Mike Ploog's Cover For Lions, Tigers and Bears Volume 3

Hermes Press takes a dip into the world of original content with the publication of “Lions,Tigers And Bears – Volume 3”, a completely new story in the award winning series by author Mike Bullock. Hermes, primarily known for its selection of library edition reprints of comic strips (The Phantom, Buck Rogers, Steve Canyon, Dark Shadows) and popular culture books (007, Supermarionation), is actively preparing to expand into the original graphic novel and comics market and even did a series of talent search interviews with aspiring artists and inkers at the recent San Diego Comic Con.

What It Is….

LT&B follows the adventures of Joey Price & Courtney Donlolley through a dreamworld where their collection of stuffed animals come to life to guide and protect them against creepy things that lurk under the bed or live in the closet. In this newest story Joey learns a serious lesson about being careful what you wish for. Joey’s ire at Courtney’s cousin, the taunting Beth, finds him wishing the Beasties would get her. When they do, he finds himself responsible for her rescue. Over course of the story the children, aided by their nocturnal companions including Ares the white tiger and Minerva the leopardess, come head to head with the toothsome monster Grillus and a group of evil pirates led by Scurvy. They also encounter the ghost of Captain Greybeard and his skeleton crew. The volume is rounded out by two Bullock scripted stories illustrated by Dan Hipp and Adam Van Wyck, which give shorter peeks into Joey’s night world of beasties and guardians.

Heralded by a dramatic Mike Ploog cover, the four chapter book is not so scary that children around 6 years of age can’t join the fun. Consider it the equivalent of a good old Disney style bump in the night. It’s no spoiler to say the good guys win, at least for now. The writing is much more literate than the standard cartoon fare found on cable TV these days and a nice introduction to the concept of graphic novels for the early reader. Parents and grandparents who may have previously suffered through some cringe-worthy juvenalia will appreciate this read-along as Bullock manages to infuse a layer of adult themes into the story as well.
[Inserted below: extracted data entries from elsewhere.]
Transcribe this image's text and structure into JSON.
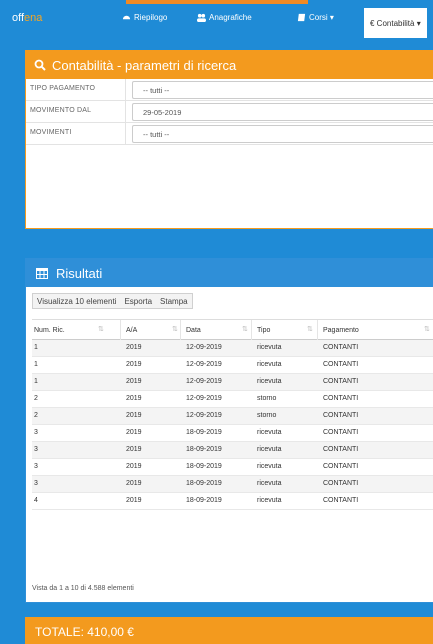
{
  "nav": {
    "logo_a": "off",
    "logo_b": "ena",
    "items": [
      {
        "label": "Riepilogo",
        "icon": "dashboard-icon"
      },
      {
        "label": "Anagrafiche",
        "icon": "users-icon"
      },
      {
        "label": "Corsi ▾",
        "icon": "book-icon"
      },
      {
        "label": "€  Contabilità ▾",
        "icon": "euro-icon"
      }
    ]
  },
  "search_panel": {
    "title": "Contabilità - parametri di ricerca",
    "fields": [
      {
        "label": "TIPO PAGAMENTO",
        "value": "-- tutti --"
      },
      {
        "label": "MOVIMENTO DAL",
        "value": "29-05-2019"
      },
      {
        "label": "MOVIMENTI",
        "value": "-- tutti --"
      }
    ]
  },
  "results_panel": {
    "title": "Risultati",
    "toolbar": [
      "Visualizza 10 elementi",
      "Esporta",
      "Stampa"
    ],
    "columns": [
      "Num. Ric.",
      "A/A",
      "Data",
      "Tipo",
      "Pagamento"
    ],
    "rows": [
      [
        "1",
        "2019",
        "12-09-2019",
        "ricevuta",
        "CONTANTI"
      ],
      [
        "1",
        "2019",
        "12-09-2019",
        "ricevuta",
        "CONTANTI"
      ],
      [
        "1",
        "2019",
        "12-09-2019",
        "ricevuta",
        "CONTANTI"
      ],
      [
        "2",
        "2019",
        "12-09-2019",
        "storno",
        "CONTANTI"
      ],
      [
        "2",
        "2019",
        "12-09-2019",
        "storno",
        "CONTANTI"
      ],
      [
        "3",
        "2019",
        "18-09-2019",
        "ricevuta",
        "CONTANTI"
      ],
      [
        "3",
        "2019",
        "18-09-2019",
        "ricevuta",
        "CONTANTI"
      ],
      [
        "3",
        "2019",
        "18-09-2019",
        "ricevuta",
        "CONTANTI"
      ],
      [
        "3",
        "2019",
        "18-09-2019",
        "ricevuta",
        "CONTANTI"
      ],
      [
        "4",
        "2019",
        "18-09-2019",
        "ricevuta",
        "CONTANTI"
      ]
    ],
    "info": "Vista da 1 a 10 di 4.588 elementi"
  },
  "total": {
    "label": "TOTALE: 410,00 €"
  },
  "colors": {
    "primary": "#1f8bd6",
    "accent": "#f39a1e"
  }
}
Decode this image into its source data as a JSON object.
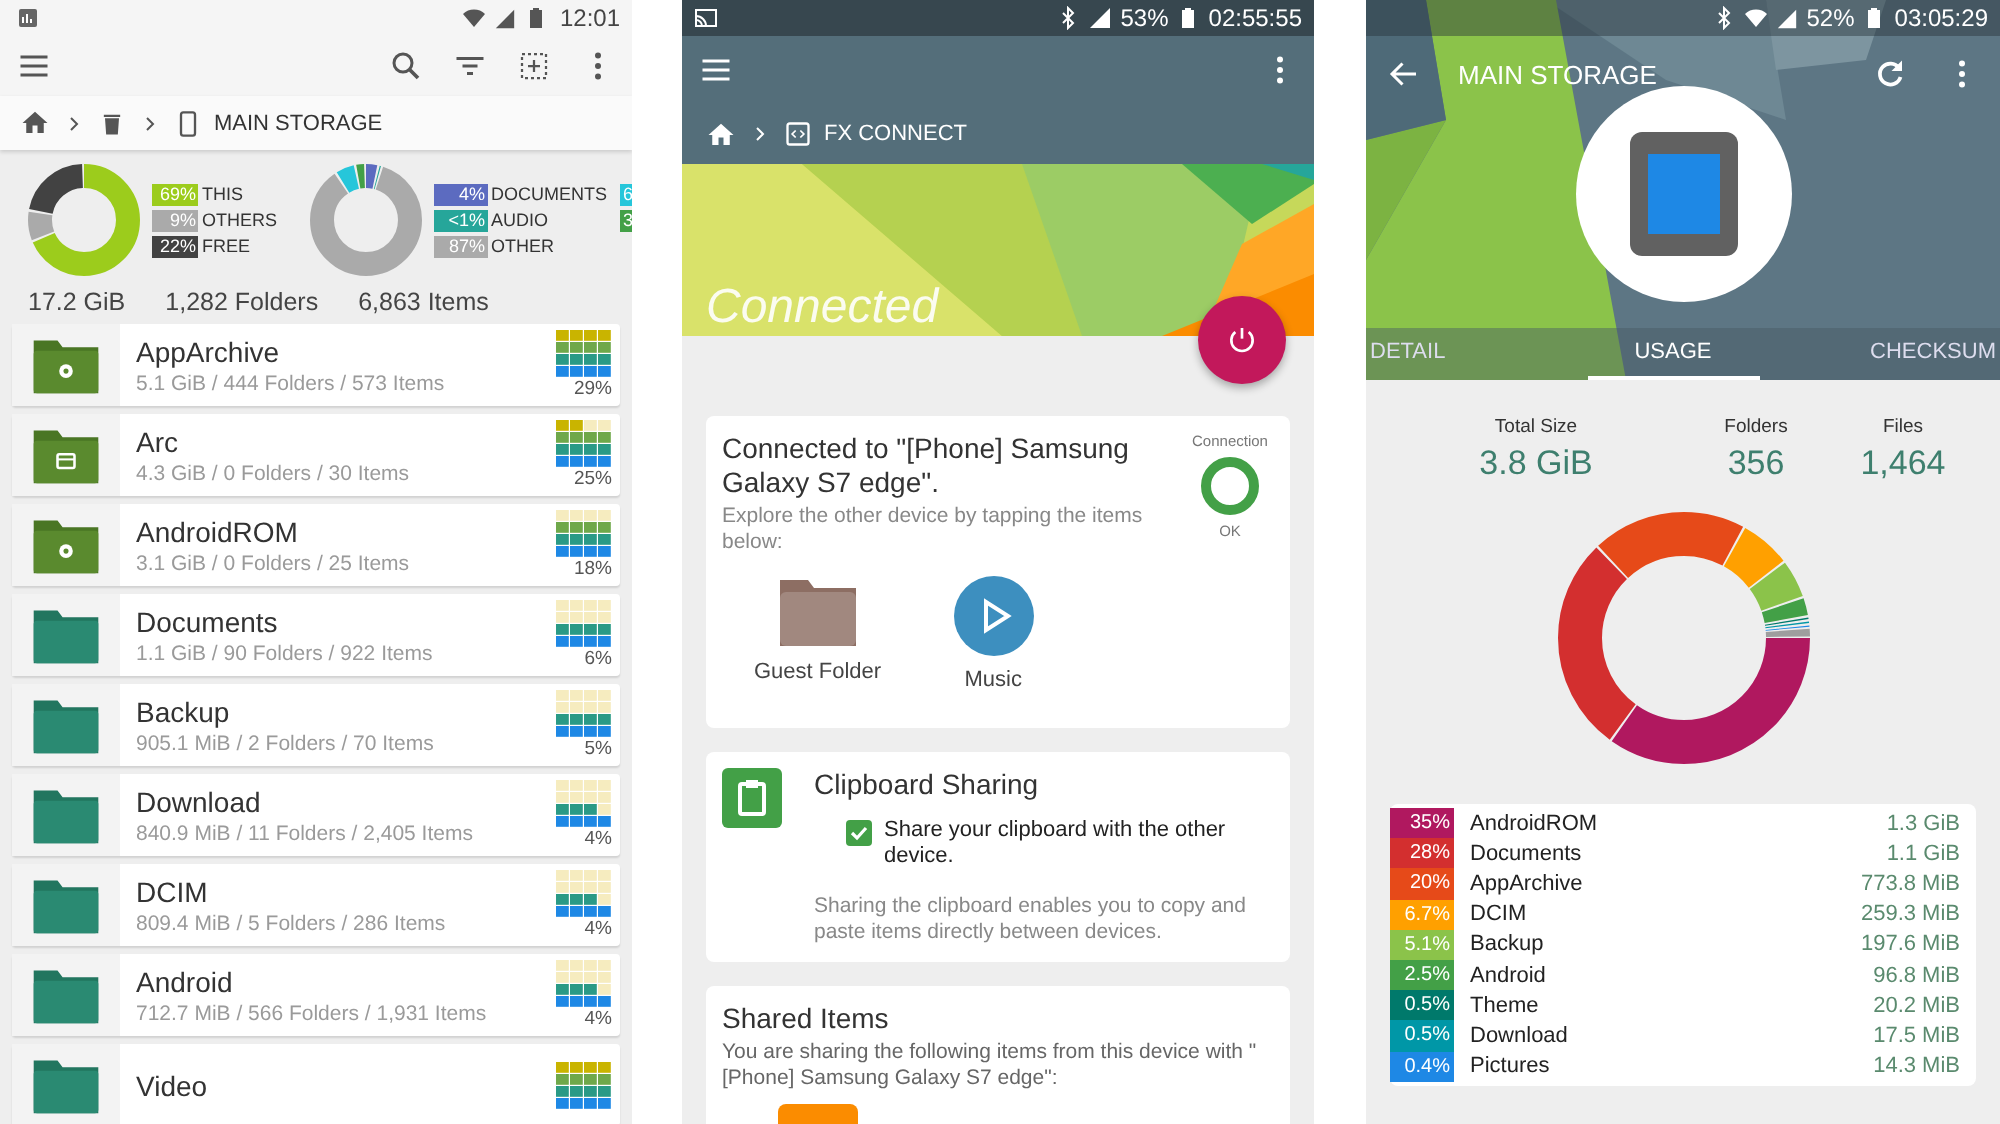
{
  "left": {
    "status": {
      "time": "12:01"
    },
    "breadcrumb": {
      "current": "MAIN STORAGE"
    },
    "legend_a": [
      {
        "pct": "69%",
        "label": "THIS",
        "color": "#9ccc1c"
      },
      {
        "pct": "9%",
        "label": "OTHERS",
        "color": "#aaaaaa"
      },
      {
        "pct": "22%",
        "label": "FREE",
        "color": "#424242"
      }
    ],
    "legend_b": [
      {
        "pct": "4%",
        "label": "DOCUMENTS",
        "color": "#5c6bc0"
      },
      {
        "pct": "<1%",
        "label": "AUDIO",
        "color": "#26a69a"
      },
      {
        "pct": "87%",
        "label": "OTHER",
        "color": "#aaaaaa"
      },
      {
        "pct": "6",
        "color": "#26c6da"
      },
      {
        "pct": "3",
        "color": "#43a047"
      }
    ],
    "totals": [
      "17.2 GiB",
      "1,282 Folders",
      "6,863 Items"
    ],
    "folders": [
      {
        "name": "AppArchive",
        "meta": "5.1 GiB / 444 Folders / 573 Items",
        "pct": "29%",
        "kind": "gear"
      },
      {
        "name": "Arc",
        "meta": "4.3 GiB / 0 Folders / 30 Items",
        "pct": "25%",
        "kind": "archive"
      },
      {
        "name": "AndroidROM",
        "meta": "3.1 GiB / 0 Folders / 25 Items",
        "pct": "18%",
        "kind": "gear"
      },
      {
        "name": "Documents",
        "meta": "1.1 GiB / 90 Folders / 922 Items",
        "pct": "6%",
        "kind": "plain"
      },
      {
        "name": "Backup",
        "meta": "905.1 MiB / 2 Folders / 70 Items",
        "pct": "5%",
        "kind": "plain"
      },
      {
        "name": "Download",
        "meta": "840.9 MiB / 11 Folders / 2,405 Items",
        "pct": "4%",
        "kind": "plain"
      },
      {
        "name": "DCIM",
        "meta": "809.4 MiB / 5 Folders / 286 Items",
        "pct": "4%",
        "kind": "plain"
      },
      {
        "name": "Android",
        "meta": "712.7 MiB / 566 Folders / 1,931 Items",
        "pct": "4%",
        "kind": "plain"
      },
      {
        "name": "Video",
        "kind": "plain"
      }
    ]
  },
  "middle": {
    "status": {
      "battery": "53%",
      "time": "02:55:55"
    },
    "breadcrumb": {
      "current": "FX CONNECT"
    },
    "banner": {
      "title": "Connected"
    },
    "connection_card": {
      "title": "Connected to \"[Phone] Samsung Galaxy S7 edge\".",
      "description": "Explore the other device by tapping the items below:",
      "indicator_label": "Connection",
      "indicator_status": "OK",
      "items": [
        {
          "label": "Guest Folder",
          "kind": "folder"
        },
        {
          "label": "Music",
          "kind": "music"
        }
      ]
    },
    "clipboard_card": {
      "title": "Clipboard Sharing",
      "checkbox": {
        "label": "Share your clipboard with the other device.",
        "checked": true
      },
      "description": "Sharing the clipboard enables you to copy and paste items directly between devices."
    },
    "shared_card": {
      "title": "Shared Items",
      "description": "You are sharing the following items from this device with \"[Phone] Samsung Galaxy S7 edge\":"
    }
  },
  "right": {
    "status": {
      "battery": "52%",
      "time": "03:05:29"
    },
    "title": "MAIN STORAGE",
    "tabs": [
      {
        "label": "DETAIL",
        "selected": false
      },
      {
        "label": "USAGE",
        "selected": true
      },
      {
        "label": "CHECKSUM",
        "selected": false
      }
    ],
    "stats": [
      {
        "label": "Total Size",
        "value": "3.8 GiB"
      },
      {
        "label": "Folders",
        "value": "356"
      },
      {
        "label": "Files",
        "value": "1,464"
      }
    ],
    "usage": [
      {
        "pct": "35%",
        "name": "AndroidROM",
        "size": "1.3 GiB",
        "color": "#b0185f"
      },
      {
        "pct": "28%",
        "name": "Documents",
        "size": "1.1 GiB",
        "color": "#d32f2f"
      },
      {
        "pct": "20%",
        "name": "AppArchive",
        "size": "773.8 MiB",
        "color": "#e64a19"
      },
      {
        "pct": "6.7%",
        "name": "DCIM",
        "size": "259.3 MiB",
        "color": "#ffa000"
      },
      {
        "pct": "5.1%",
        "name": "Backup",
        "size": "197.6 MiB",
        "color": "#8bc34a"
      },
      {
        "pct": "2.5%",
        "name": "Android",
        "size": "96.8 MiB",
        "color": "#43a047"
      },
      {
        "pct": "0.5%",
        "name": "Theme",
        "size": "20.2 MiB",
        "color": "#00796b"
      },
      {
        "pct": "0.5%",
        "name": "Download",
        "size": "17.5 MiB",
        "color": "#0097a7"
      },
      {
        "pct": "0.4%",
        "name": "Pictures",
        "size": "14.3 MiB",
        "color": "#1e88e5"
      }
    ]
  }
}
The interior panel art by Michael Metcalf is beautifully rendered and scrumptiously colored. A favorite panel of mine casts Grillus and his beasties in a tableaux that approximates Emanuel Gottlieb Leutze’s iconic “Washington Crossing the Delaware”. I love sly little touches like that.

SkeletonPete Says…

For those who want to catch up with the L,T & B mythos, Hermes Press also offers the previous stories in two equally nice volumes. Along the way Bullock’s stories deal with life lessons of self confidence, taking responsibility for your actions, and even the loss of loved ones. These books are keepers that I believe will find a place in the “life libraries” of the young people they should be gifted to.